In the work an analysis of possible errors of the longwave radiative fluxes calculation due to spectroscopic uncertainties of HITRAN2004 database lines parameters and continuum models is carried out. Upper estimations of the fluxes calculation errors are founded. The errors are 0.2% for downward and 0.25% for upward fluxes. It is shown that the uncertainties of water vapor continual absorption may cause the fluxes error more then 1%, that exceeds the line parameters error. A comparison of the radiative fluxes calculated with different continuum models used in radiative codes is made.

The role of the water vapor continuum absorption in near ground long-wave radiation processes of the Lower Volga region

Analytical formulas for the estimation of the sensitivity of downward long-wave radiative fluxes to variations in the total water vapor content in the atmospheric vertical column in the absorption bands and atmospheric transparency windows are derived. The regression dependence of the CO2 radiative forcing on the total water vapor content is calculated for the Lower Volga region. The role of the H2O continuum absorption is studied, and the CO2 radiative forcing is shown to strongly depend on the continuum magnitude. The atmospheric conditions are determined, under which the contribution of the H2O continuum due to the interaction of water vapor with air molecules to the downward radiative fluxes is maximal.
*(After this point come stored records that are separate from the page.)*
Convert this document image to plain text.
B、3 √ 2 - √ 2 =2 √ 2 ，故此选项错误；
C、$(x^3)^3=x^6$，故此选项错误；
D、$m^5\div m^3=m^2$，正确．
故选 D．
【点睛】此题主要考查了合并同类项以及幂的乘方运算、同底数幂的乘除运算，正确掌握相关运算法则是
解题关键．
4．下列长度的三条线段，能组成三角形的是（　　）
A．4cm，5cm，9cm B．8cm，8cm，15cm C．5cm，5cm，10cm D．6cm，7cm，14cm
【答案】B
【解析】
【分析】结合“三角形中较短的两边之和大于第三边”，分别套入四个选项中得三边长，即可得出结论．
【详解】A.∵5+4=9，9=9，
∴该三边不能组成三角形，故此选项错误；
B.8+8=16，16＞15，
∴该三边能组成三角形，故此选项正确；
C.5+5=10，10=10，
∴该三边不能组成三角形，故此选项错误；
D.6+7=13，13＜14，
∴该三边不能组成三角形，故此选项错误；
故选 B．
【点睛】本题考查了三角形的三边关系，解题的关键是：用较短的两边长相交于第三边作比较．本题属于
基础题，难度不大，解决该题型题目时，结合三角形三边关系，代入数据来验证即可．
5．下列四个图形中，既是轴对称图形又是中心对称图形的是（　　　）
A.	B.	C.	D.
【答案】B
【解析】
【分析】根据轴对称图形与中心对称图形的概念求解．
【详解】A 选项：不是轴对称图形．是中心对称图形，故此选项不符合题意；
Contribution of the Water Vapor Continuum Absorption to Shortwave Solar Fluxes in the Earth’s Atmosphere with Cirrus Cloudiness

The solar radiative fluxes in cloudy and cloudless atmospheres are calculated taking into account multiple scattering and absorption. The cloudy conditions observed in Tomsk and Volgograd regions are considered. A comparison between the fluxes calculated using different models of water vapor continuum absorption, such as the MT_CKD empirical model, commonly used in the atmospheric simulation, and the continuum model based on the CAVIAR experimental data, is carried out. The impact of the water vapor continuum on the shortwave radiative fluxes in the presence of different cloud types is estimated.
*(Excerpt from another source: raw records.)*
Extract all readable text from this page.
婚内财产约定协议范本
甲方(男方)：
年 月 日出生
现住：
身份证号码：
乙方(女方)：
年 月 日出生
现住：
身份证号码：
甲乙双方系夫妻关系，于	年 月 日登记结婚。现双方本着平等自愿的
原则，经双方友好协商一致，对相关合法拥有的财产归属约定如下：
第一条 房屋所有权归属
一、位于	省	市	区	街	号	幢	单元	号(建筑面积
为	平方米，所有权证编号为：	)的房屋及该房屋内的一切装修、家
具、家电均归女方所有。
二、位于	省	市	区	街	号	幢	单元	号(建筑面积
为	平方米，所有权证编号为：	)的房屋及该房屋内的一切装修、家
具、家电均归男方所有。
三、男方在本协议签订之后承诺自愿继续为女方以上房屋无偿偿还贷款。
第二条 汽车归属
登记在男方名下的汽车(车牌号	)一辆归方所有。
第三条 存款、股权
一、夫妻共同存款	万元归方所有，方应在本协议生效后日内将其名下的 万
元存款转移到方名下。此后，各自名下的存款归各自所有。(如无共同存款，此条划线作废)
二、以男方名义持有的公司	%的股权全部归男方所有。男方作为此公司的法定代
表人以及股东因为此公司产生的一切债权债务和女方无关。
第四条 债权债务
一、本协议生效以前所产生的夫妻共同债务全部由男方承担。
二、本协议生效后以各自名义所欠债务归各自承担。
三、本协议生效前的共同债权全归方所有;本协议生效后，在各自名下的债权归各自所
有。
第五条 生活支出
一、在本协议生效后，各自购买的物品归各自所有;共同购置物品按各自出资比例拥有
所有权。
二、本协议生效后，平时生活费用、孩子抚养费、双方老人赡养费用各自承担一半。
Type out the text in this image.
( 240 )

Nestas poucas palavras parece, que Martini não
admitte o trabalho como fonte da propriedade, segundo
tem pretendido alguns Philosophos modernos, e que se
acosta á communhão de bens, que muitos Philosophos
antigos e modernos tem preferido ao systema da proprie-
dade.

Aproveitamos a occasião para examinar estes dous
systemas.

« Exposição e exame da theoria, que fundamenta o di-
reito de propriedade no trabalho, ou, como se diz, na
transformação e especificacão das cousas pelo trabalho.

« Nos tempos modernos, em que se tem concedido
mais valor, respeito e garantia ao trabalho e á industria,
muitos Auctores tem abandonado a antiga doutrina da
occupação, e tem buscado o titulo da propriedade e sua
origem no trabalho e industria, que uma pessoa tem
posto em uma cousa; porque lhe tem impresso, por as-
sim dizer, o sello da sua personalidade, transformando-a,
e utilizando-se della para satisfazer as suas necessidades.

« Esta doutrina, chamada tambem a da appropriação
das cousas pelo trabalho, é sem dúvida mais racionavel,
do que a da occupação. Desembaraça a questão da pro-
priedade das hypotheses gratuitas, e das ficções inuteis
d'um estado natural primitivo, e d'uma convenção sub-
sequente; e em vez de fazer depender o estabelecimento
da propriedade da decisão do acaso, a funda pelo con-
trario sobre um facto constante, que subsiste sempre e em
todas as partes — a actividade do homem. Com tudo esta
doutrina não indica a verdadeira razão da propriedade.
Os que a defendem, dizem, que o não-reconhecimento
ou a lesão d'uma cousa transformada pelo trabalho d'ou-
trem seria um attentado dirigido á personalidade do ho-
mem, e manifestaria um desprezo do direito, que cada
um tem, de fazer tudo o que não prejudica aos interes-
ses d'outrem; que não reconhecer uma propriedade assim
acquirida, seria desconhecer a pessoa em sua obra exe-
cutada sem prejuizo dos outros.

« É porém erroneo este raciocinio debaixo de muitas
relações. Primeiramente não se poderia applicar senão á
Simulation of atmospheric radiative transfer using different ozone absorption cross-sections in the UV spectral region

Estimations of the effect of modern ozone absorption cros-ssections data on calculation of the atmospheric transmission and fluxes, measured using Sun photometers in the UV spectral region, are made. The ozone absorption cross-sections, often used in radiative codes, and new data of Serdyuchenko et al. are considered.

Atmospheric radiative transfer simulation in water vapor total content retrievals using different spectroscopic databanks of H2O absorption line parameters

Simulation results for atmospheric absorption spectra of solar radiation in spectral intervals, where measurement of H2O content can be carried out, are presented. A comparison with the measured atmospheric transmission spectra of solar radiation is made. The water vapor total column is retrieved from the measured atmospheric spectra with the use of different spectroscopic databanks of H2O absorption lines under various atmospheric conditions and solar zenith angles.
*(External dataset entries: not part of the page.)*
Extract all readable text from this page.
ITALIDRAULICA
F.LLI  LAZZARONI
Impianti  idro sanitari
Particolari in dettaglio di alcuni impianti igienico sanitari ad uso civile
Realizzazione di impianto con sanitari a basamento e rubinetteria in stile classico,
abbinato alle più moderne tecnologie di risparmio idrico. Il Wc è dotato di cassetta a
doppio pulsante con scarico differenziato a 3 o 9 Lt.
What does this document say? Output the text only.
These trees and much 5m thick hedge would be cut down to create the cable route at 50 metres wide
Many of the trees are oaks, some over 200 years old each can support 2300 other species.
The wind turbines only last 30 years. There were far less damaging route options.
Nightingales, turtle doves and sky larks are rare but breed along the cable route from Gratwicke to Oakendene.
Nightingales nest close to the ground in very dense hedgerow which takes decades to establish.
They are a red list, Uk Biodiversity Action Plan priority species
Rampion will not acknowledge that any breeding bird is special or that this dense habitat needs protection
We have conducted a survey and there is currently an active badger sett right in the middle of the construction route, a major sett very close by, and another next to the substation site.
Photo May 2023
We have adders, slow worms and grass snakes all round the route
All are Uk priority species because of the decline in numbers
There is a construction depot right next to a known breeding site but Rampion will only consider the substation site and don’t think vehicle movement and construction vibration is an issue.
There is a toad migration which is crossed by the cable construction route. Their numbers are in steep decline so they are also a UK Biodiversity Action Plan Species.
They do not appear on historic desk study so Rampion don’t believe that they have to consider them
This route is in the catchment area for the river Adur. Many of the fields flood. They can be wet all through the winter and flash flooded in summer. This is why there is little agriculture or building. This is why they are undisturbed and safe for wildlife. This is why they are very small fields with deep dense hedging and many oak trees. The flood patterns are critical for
Comparison of two water vapor continuum models in simulation of the longwave fluxes taking into account absorption in cirrus clouds

The longwave radiative fluxes were simulated using different water vapor continuum models for meteorological conditions of Tomsk and Volgograd. The atmosphere with various temperatures, water vapor contents and optical depths of cirrus clouds was considered. The contribution of uncertainties in the continuum models to simulation of downward and upward longwave fluxes is estimated.